Claflin and the cast spoke to ex-servicemen and PTSD sufferers for information on the psychological trauma their characters would have faced. “They were saying nowadays we, like pretty much everyone, are so unrelated to war. I don’t know anyone who’s fought in a war personally whereas back in the First World War, everyone knew someone who had fought or died or come home damaged – everyone was related to war, especially in England.”
Claflin’s personal life couldn’t be further from the grim trenches where he spent those chilly months. Married to actress Laura Haddock since 2013, the pair have a two-year-old son and welcomed a daughter just a month ago.
“My little boy’s a cuddler – he’ll go and cuddle people and he’s so used to being in new environments and meeting new people that it inspires me and gives me energy.”
Claflin does, however, note the strange path his career has taken since becoming a parent, eschewing romantic leads for grittier roles. “Strangely, since my son was born, I’ve been a monster. I think because I’m so fun at home I like to be a monster at work. I think it’s because it’s not me – I find I really enjoy understanding people that are hard to understand or who are misunderstood.”
In The Riot Club, he was originally asked to audition for preppy Miles – a role that eventually went to Max Irons. Claflin played cold-hearted Alistair. “I read the script and said I want to play the one who’s not good with women and doesn’t get the girl and is the bigger arsehole. So I prepared some scenes and walked into the audition and said, ‘can I audition for this part?’ and Lone just laughed and went, ‘come on, but you are the nicer guy’ and I said ‘I want to be the nastier boy.’”

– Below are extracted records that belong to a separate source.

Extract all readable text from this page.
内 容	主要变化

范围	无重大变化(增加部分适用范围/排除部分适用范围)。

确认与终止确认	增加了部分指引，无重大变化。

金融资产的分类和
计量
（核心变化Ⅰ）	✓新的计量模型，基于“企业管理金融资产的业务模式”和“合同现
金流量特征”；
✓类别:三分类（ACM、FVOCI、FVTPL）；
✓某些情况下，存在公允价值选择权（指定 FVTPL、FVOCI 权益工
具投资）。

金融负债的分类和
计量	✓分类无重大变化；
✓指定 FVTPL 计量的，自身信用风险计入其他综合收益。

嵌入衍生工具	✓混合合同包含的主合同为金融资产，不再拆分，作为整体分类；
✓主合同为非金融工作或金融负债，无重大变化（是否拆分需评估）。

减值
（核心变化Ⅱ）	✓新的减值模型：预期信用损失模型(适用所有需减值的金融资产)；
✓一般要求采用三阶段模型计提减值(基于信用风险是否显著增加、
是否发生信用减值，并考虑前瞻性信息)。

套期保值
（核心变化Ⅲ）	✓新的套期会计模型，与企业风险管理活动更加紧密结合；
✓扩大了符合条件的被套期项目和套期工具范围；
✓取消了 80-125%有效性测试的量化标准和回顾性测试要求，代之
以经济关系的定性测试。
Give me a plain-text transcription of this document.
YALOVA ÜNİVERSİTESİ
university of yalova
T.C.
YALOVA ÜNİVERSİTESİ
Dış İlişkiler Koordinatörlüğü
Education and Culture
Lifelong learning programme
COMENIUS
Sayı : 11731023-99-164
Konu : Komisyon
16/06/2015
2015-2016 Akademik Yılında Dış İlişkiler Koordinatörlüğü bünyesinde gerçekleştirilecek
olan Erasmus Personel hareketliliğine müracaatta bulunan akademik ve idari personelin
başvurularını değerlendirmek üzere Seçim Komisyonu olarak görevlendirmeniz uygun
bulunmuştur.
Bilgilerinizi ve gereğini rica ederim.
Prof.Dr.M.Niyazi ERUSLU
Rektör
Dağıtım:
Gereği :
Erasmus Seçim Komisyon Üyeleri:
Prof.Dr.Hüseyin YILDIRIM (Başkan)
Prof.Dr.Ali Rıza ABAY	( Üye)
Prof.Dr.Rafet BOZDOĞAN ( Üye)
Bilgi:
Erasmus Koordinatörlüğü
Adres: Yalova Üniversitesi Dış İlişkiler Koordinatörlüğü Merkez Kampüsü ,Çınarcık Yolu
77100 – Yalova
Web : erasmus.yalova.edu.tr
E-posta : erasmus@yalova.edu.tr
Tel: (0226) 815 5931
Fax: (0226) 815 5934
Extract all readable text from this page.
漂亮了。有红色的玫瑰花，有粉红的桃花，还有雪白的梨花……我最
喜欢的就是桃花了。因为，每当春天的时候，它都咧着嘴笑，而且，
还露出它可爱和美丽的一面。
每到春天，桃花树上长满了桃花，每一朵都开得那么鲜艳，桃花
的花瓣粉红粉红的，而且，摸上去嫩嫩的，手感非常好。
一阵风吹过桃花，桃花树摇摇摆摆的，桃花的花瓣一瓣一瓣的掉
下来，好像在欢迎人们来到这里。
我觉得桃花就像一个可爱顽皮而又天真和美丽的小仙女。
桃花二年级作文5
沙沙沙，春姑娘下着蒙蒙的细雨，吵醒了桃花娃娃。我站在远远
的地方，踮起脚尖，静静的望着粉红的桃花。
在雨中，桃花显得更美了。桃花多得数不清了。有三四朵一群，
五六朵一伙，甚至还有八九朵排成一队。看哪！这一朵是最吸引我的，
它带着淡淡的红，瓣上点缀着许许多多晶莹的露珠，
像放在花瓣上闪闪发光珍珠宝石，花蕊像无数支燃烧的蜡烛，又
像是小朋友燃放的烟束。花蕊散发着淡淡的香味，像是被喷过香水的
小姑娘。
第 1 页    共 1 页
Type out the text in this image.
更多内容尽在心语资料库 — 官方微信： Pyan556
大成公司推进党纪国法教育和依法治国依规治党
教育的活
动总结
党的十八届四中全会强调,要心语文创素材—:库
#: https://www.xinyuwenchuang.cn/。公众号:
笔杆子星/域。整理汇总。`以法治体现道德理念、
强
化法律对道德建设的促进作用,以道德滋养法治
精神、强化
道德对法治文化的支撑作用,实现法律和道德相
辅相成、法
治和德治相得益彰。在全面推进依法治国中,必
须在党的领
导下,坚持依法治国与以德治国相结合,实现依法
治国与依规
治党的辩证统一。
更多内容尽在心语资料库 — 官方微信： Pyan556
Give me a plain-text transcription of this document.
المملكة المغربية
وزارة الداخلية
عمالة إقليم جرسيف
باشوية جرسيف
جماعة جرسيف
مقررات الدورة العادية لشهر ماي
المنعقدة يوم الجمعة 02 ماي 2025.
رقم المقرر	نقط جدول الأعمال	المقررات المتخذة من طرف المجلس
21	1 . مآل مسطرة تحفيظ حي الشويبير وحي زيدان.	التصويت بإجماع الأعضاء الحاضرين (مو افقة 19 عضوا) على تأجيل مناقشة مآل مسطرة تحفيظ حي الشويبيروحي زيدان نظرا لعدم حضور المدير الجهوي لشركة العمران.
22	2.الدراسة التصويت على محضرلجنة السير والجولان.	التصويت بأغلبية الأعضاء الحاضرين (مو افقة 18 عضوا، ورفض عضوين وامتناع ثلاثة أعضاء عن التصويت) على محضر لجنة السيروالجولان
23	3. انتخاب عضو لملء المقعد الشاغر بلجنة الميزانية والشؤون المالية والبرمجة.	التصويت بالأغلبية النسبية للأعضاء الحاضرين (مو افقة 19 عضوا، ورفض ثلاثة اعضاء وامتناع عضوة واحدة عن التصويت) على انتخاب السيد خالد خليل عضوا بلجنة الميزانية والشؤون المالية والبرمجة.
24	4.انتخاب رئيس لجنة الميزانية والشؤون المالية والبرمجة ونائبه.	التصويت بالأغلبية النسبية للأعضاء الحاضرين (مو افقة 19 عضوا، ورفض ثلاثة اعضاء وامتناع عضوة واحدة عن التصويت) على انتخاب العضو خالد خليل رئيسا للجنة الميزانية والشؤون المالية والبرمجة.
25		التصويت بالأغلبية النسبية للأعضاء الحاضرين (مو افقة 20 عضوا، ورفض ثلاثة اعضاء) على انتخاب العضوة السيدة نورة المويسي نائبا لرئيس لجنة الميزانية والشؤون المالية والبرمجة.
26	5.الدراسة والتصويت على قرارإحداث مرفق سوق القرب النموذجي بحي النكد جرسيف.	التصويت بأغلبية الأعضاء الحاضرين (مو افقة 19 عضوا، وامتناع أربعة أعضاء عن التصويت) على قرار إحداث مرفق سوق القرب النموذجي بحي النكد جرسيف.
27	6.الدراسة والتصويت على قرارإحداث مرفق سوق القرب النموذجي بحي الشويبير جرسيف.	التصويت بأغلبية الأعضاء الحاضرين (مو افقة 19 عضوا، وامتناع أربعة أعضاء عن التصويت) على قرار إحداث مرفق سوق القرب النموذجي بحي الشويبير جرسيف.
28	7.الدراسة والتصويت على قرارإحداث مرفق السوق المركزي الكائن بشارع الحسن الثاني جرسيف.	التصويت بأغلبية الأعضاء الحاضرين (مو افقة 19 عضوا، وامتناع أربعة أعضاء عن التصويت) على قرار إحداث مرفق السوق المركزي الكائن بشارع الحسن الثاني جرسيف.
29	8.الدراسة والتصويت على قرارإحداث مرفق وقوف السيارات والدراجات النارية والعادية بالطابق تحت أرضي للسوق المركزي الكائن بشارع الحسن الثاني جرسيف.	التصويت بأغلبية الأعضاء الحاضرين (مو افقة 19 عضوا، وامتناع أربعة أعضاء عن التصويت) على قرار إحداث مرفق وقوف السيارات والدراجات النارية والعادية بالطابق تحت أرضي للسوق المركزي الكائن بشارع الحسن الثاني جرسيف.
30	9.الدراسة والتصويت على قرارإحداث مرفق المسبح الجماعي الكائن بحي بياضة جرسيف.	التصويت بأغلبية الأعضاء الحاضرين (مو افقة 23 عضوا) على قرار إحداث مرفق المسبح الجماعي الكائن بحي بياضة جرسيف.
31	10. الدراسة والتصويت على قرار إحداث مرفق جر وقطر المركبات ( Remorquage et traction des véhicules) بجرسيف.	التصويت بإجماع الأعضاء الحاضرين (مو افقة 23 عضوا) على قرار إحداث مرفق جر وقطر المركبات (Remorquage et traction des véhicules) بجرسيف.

In person, Claflin is undeniably ‘the nice guy’. But he’s never experienced the sort of fame that follows his Hunger Games co-stars Jennifer Lawrence and Liam Hemsworth. “That was set in the stars for them before I joined the films. It’s slightly different here in England. The people who are famous in England – really famous – are the people who want to be famous. For example, Eddie Redmayne won an Oscar but you don’t hear about what he’s eating for breakfast. It’s the people who seek fame that the English embrace.
“I never became an actor because I wanted to be famous – I became an actor because I enjoy acting and what comes with that but for me the fame thing is probably the downfall of the industry and you speak to most actors who I admire and they will say the same. Very few people whose careers I cherish and admire want to be famous and be followed everywhere they go. Jennifer Lawrence will occasionally have someone follow her but she’s not on Instagram telling people what she’s doing every 20 seconds.
As for Claflin, he still takes the tube, drops his son off at nursery, goes to cafes. And while he may enjoy playing "monsters", in real life he is the nicest of Nice Guys.